Facciamo un discorso serio

Il 13 gennaio è stato consegnato a Jodie Foster il premio alla carriera e da allora si fa un gran parlare del suo discorso di ringraziamento; discorso in cui ribadisce la sua omosessualità e da allora: apriti cielo.
Coming out sì, coming out no, coming out perché , pagine e pagine di articoli, servizi in televisione e alla radio, un gran chiacchiericcio, ma a noi?
A noi può veramente interessare se Tizio, Caio o Semproneo sono attratti dagli uomini o dalle donne?
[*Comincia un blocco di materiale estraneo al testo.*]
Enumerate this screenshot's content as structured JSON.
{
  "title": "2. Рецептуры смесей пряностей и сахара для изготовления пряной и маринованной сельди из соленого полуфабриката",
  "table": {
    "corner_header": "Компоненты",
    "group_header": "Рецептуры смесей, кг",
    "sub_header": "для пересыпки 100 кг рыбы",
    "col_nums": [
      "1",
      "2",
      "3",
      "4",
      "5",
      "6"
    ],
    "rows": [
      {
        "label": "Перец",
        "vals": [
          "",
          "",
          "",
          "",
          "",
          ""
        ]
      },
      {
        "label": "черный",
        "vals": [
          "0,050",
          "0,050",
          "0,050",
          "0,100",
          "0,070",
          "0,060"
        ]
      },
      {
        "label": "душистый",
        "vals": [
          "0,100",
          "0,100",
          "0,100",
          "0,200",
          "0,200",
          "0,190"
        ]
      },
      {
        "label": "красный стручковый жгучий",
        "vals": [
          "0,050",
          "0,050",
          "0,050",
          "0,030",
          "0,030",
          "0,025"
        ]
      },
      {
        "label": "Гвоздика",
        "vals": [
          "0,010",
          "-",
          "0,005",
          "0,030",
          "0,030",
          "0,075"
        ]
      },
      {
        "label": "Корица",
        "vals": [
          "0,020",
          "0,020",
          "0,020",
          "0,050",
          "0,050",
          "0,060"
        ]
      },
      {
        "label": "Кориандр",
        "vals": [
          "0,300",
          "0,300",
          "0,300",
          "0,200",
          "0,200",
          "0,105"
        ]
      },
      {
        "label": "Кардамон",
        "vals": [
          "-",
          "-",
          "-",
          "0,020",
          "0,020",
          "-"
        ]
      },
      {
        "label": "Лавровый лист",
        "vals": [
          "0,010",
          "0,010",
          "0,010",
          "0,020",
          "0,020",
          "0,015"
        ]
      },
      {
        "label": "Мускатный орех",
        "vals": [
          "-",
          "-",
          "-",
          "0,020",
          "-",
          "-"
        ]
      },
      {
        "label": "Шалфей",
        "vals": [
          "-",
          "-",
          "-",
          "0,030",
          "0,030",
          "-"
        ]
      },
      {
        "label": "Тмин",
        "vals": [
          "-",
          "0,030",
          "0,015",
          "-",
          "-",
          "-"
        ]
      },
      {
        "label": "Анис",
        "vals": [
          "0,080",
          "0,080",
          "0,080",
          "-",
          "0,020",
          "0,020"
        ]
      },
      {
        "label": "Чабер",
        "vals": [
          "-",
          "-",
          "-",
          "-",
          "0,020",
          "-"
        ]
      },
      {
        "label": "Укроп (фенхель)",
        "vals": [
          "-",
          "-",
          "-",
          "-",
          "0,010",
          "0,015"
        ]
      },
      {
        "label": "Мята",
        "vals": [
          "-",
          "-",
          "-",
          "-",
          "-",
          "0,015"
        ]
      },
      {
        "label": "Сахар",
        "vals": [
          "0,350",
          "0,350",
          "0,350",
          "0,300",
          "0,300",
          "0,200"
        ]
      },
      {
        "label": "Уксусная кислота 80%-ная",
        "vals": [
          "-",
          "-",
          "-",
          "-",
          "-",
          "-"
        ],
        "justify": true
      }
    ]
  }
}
A giudicare dal baccano dall’attenzione sollevata, si direbbe di sì….e io non lo capisco.
Non capisco cosa possa interessare, non capisco quale valore aggiunto possa dare sapere se la star di turno è omosessuale o meno.
Io che esistevano i gay credo di averlo scoperto sul dondolo nel giardino della mia cara amica Manuela, nata lo stesso anno e lo stesso mese, lei il 9 e io il 16, le nostre mamme ci hanno dato lo stesso nome, e insieme abbiamo passato credo tutti i giorni di tutte le estati dei nostri primi quindici anni di vita. Comunque, dicevamo, eravamo sul dondolo del suo giardino, sua mamma seduta in mezzo a noi leggeva una rivista femminile e a un certo punto ci ha letto ad alta voce una notizia: il celebre attore Rock Hudson si era ammalato di una rara malattia che colpisce soprattutto drogati e omosessuali. Amelia, la mamma della mia amica fu prodiga di chiare e semplici spiegazioni: drogati erano i consumatori di droghe, omosessuali coloro che amavano persone del loro stesso sesso. La rara malattia era l’Aids, ci spiegò tutto, come ci si contagiava, che conseguenze aveva, come si poteva evitare. Correva l’anno 1985, era estate e avevo tredici anni e sull’omosessualità sapevo tutto quello che c’era da sapere.
Credo sia proprio in virtù di quest’approccio così chiaro, semplice e lineare che a me non mi è mai importato nulla circa le inclinazioni sessuali di chicchessia: a me se Tiziano Ferro è gay o meno me lo fa piacere esattamente allo stesso modo, e forse, a volerla proprio dire tutta, magari lui potrebbe non avere tutta sta bramosia di diventare il nuovo porta bandiera dell’universo gay. Ognuno vive la sua vita come meglio crede.
Ma pare non sia così semplice.
“A Tizio piacciono gli uomini” molto bene, anche a me, quindi? Dobbiamo fare un proclama per qualsiasi cosa? “A Semproneo piacciono i vini rossi” e ” Caia adora le scarpe con il tacco alto”: abbiamo reso il mondo un posto migliore? Non penso. Tutt’altro.
Penso che finché c’è bisogno di appiccicare un’etichetta sulla fronte di qualcuno, o all’opposto, finché c’è qualcuno che ha bisogno di rivendicarla o ribadirla quell’etichetta, qualcosa non va.
La Chiesa li condanna, Paolo Villaggio li ha definiti ” affetti da anomalia genetica”, ora come ora pare faccia figo averne qualcuno nel giro delle proprie amicizie, io semplicemente propenderei per considerarli per quello che sono: persone. E basta. Nè martiri, nè eroi, perché finché le abitudini, gli orientamenti sessuali di chiunque valgono più delle sue azioni e dei suoi pensieri, cari miei, la strada è ancora lunga. Finché per legittimare un amore c’è bisogno di fare “coming out”, siamo ancora molto lontani da quella che definiamo “società evoluta; coming out, espressione tanto ipocrita quanto inflazionata, la tua identità sessuale buttata in prima pagina: ma perché?perche bisogna fare il doppio salto mortale dal nasconderlo all’urlarlo ai quattro venti? Aspetto fiduciosa una spiegazione, spiegazione che però sembra non arrivare, e quando in una cittadina borghese, nelle lussuose vie del centro, al passaggio di due uomini o due donne che camminano fianco a fianco, scattano ancora le gomitate o i bisbiglii di disappunto, mi rendo conto che la strada è ancora lunga.